In this context, these Parties said there are many options to be explored when addressing emissions from shipping, including changes in ship design, operational practices and energy efficiency, which could lead to good results, while avoiding negative impacts on international trade, especially for relatively distant countries. Besides, the work that is being undertaken on further measures for energy-efficiency of ships and data collection should be consistent with UNFCCC principles and provisions.
Traditionally, they noted, actions under IMO have always been taken only after adequate and in-depth technical studies and analyses. On the discussions under the roadmap towards a “Comprehensive IMO Strategy on reduction of GHG emissions from ships”, they urged the important need to have analysis and studies in order to take adequate decisions for measures including in the strategy.
They said that in the IMO High Level Action Plan [resolution A, 1998 (29)] , it has been established that “Developing countries’ necessities should be taken into consideration”.
They requested that their “be included in the records of these sessions and we entrust that the ICAO and IMO will take these matters under consideration in their work and in their reports in future SBSTA sessions” emphasising that the two organizations “should harmonise their actions with COP decisions.”
The United States said it strongly supported and welcomed the ICAO’s GMBM. It also welcomed the IMO MEPC70 work that paved the way for the textual amendment to the MARPOL Convention which enabled the data collections system to track fuel consumption of ships. It looked forward to comprehensive implementation of emissions reduction from shipping in the next couple of years.
The European Union in welcoming the progress in ICAO and IMO said in the Paris Agreement, Parties set ambitious temperature goals and agreed to achieve a balance between anthropogenic emissions by sources and removals by sinks of greenhouse gases by the second half of this century.
It said all economic sectors, including international aviation and maritime transport, have to contribute fairly to attaining these goals. Any sectors, it added, that fails to reduce its emissions puts the global effort to combat climate change at risk.
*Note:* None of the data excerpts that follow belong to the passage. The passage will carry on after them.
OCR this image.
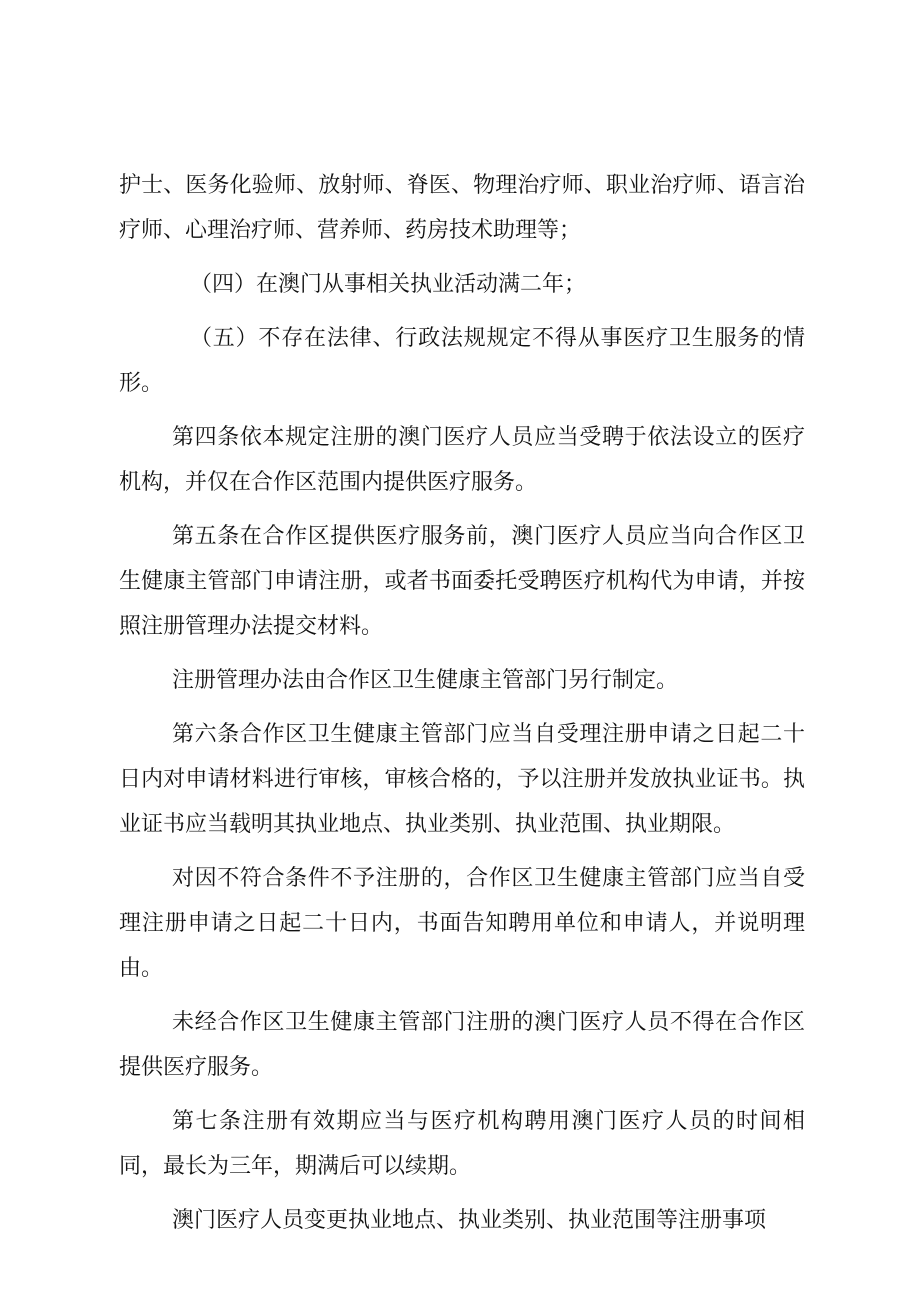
护士、医务化验师、放射师、脊医、物理治疗师、职业治疗师、语言治疗师、心理治疗师、营养师、药房技术助理等；

（四）在澳门从事相关执业活动满二年；

（五）不存在法律、行政法规规定不得从事医疗卫生服务的情形。

第四条依本规定注册的澳门医疗人员应当受聘于依法设立的医疗机构，并仅在合作区范围内提供医疗服务。

第五条在合作区提供医疗服务前，澳门医疗人员应当向合作区卫生健康主管部门申请注册，或者书面委托受聘医疗机构代为申请，并按照注册管理办法提交材料。

注册管理办法由合作区卫生健康主管部门另行制定。

第六条合作区卫生健康主管部门应当自受理注册申请之日起二十日内对申请材料进行审核，审核合格的，予以注册并发放执业证书。执业证书应当载明其执业地点、执业类别、执业范围、执业期限。

对因不符合条件不予注册的，合作区卫生健康主管部门应当自受理注册申请之日起二十日内，书面告知聘用单位和申请人，并说明理由。

未经合作区卫生健康主管部门注册的澳门医疗人员不得在合作区提供医疗服务。

第七条注册有效期应当与医疗机构聘用澳门医疗人员的时间相同，最长为三年，期满后可以续期。

澳门医疗人员变更执业地点、执业类别、执业范围等注册事项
The EU therefore encouraged Parties to bring the spirit of Paris to ICAO and IMO.
Singapore in reaffirming the leadership of the two respective UN agencies in addressing emissions from international transport said the ICAO Assembly made a historic move in adopting the CORSIA and that 66 member states covering 86.5% of international aviation emissions have declared their intent to participate in the scheme from the outset. It urged ICAO and member states to follow up by vigorously working out the details necessary for implementing the CORSIA, even as they continue to work on operational and technological measures to address emissions from international aviation.
Singapore further welcomed the IMO’s MEPC70 work in the adoption of a clear roadmap for developing a strategy to reduce emissions from international maritime transport and the adoption of the global data collection system on ships’ fuel consumption which will provide a robust process in determining whether, and what additional measures would be needed in the strategy to reduce emissions from international shipping.
Japan echoing Singapore, said it strongly believed that GHG emissions from international aviation and shipping should continue to be addressed by ICAO and IMO which have expertise in the respective fields and that their member states are already taking concrete steps and actions to address emissions from international transport.